More than $2 million in refunds are being offered to consumers who bought children’s vitamins that claimed to contain far more nutritional substance than they actually did. The vitamin’s maker, NBTY, and two of its subsidiaries, Rexall Sundown and NatureSmart, claimed in advertising and on packages of its Disney and Marvel Complete Tablets that the vitamins contained 100 percent of a child’s daily requirement of DHA. However, in some cases the vitamins were found to contain only a tiny fraction of DHA.
DHA is an omega-3 fatty acid found in fish. The vitamins’ packages claim the DHA in its vitamins supports healthy vision and brain development especially in young children, however the Federal Trade Commission (FTC) says those claims are unsupported.
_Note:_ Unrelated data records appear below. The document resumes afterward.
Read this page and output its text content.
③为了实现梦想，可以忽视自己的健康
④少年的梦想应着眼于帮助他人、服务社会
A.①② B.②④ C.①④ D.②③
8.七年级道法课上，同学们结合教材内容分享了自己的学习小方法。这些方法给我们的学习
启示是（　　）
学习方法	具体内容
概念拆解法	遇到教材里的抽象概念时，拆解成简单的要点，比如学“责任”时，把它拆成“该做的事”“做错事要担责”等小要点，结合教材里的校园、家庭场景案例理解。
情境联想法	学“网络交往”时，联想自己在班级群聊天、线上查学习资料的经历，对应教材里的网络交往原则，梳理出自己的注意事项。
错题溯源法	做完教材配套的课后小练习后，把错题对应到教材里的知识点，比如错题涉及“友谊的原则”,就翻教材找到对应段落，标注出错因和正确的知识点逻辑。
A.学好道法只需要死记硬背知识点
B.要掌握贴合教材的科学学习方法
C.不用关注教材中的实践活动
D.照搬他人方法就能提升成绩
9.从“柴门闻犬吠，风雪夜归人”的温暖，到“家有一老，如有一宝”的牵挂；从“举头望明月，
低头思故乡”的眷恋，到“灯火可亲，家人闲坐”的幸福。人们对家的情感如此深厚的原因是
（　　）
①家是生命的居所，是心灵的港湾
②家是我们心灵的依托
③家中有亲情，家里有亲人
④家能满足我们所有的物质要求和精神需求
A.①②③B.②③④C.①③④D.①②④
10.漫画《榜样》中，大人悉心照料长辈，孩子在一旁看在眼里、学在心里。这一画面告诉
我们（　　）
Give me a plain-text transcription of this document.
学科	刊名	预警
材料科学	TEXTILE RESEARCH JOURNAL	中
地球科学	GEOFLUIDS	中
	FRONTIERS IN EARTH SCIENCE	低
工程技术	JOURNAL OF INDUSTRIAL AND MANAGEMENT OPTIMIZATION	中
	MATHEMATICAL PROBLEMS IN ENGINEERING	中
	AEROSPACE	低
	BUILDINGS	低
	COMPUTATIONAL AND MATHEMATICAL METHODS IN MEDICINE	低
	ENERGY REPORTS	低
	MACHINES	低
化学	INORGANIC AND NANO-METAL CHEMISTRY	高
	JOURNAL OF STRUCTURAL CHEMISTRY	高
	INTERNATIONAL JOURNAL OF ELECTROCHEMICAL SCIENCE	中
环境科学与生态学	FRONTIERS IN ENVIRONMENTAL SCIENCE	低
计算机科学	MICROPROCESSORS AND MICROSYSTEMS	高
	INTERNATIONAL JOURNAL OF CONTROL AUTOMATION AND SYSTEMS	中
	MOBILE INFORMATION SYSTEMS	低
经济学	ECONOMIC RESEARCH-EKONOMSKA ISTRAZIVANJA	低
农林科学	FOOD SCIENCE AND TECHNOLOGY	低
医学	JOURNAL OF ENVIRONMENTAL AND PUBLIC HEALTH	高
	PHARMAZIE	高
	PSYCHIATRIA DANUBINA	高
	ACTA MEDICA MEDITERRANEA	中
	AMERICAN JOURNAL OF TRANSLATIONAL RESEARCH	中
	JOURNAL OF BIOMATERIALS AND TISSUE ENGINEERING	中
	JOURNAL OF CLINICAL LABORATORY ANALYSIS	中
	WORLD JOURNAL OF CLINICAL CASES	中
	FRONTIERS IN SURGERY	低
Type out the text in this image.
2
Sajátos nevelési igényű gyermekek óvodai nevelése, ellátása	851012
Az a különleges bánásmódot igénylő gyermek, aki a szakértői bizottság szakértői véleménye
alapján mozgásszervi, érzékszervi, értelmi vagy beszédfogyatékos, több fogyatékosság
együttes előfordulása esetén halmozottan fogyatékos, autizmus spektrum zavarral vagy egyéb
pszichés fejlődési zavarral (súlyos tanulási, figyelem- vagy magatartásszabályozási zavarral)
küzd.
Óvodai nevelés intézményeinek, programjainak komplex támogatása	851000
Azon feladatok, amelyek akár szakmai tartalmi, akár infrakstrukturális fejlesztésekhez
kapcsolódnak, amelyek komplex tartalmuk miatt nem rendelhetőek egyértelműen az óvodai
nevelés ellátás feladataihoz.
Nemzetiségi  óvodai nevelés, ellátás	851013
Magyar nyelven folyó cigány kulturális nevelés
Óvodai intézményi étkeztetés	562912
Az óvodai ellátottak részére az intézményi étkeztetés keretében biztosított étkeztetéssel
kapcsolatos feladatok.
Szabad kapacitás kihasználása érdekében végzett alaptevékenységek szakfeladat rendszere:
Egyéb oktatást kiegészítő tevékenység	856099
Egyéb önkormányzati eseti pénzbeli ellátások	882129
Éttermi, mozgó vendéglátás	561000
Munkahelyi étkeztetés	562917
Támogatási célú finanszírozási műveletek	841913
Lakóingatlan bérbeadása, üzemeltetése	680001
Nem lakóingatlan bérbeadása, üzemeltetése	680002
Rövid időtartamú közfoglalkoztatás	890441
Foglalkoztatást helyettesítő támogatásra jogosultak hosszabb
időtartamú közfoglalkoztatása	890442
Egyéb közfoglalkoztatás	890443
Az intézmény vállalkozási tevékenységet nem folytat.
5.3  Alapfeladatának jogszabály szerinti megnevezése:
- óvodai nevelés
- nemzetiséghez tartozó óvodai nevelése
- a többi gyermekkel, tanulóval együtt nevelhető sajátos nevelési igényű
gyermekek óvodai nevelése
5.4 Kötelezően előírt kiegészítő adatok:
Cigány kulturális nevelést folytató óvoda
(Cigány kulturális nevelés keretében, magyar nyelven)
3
The amount of DHA in the Disney princesses-, Winnie the Pooh-, Nemo- and Spider-Man-themed vitamins was found to be only one-thousandth of what was listed on the vitamins’ label per serving for children 4 years of age and older. For younger children ages 2-4, the amount of DHA was only five-10-thousandth of what the packaging claimed.
The vitamins were sold for between $4 and $8 at CVS Pharmacy, Wal-Mart, Target, Walgreens, Kroger, Kmart, Meijer, and Rite Aide. They were also available online.
The refund offer was made after the manufacturer was slapped with a lawsuit alleging it made false and deceptive advertising claims about its vitamins. Consumers who believe they may have purchased the nutritional supplements between May 1, 2008 and September 30, 2010, can file a claim through the FTC’s website at www.FTC.gov through October 12.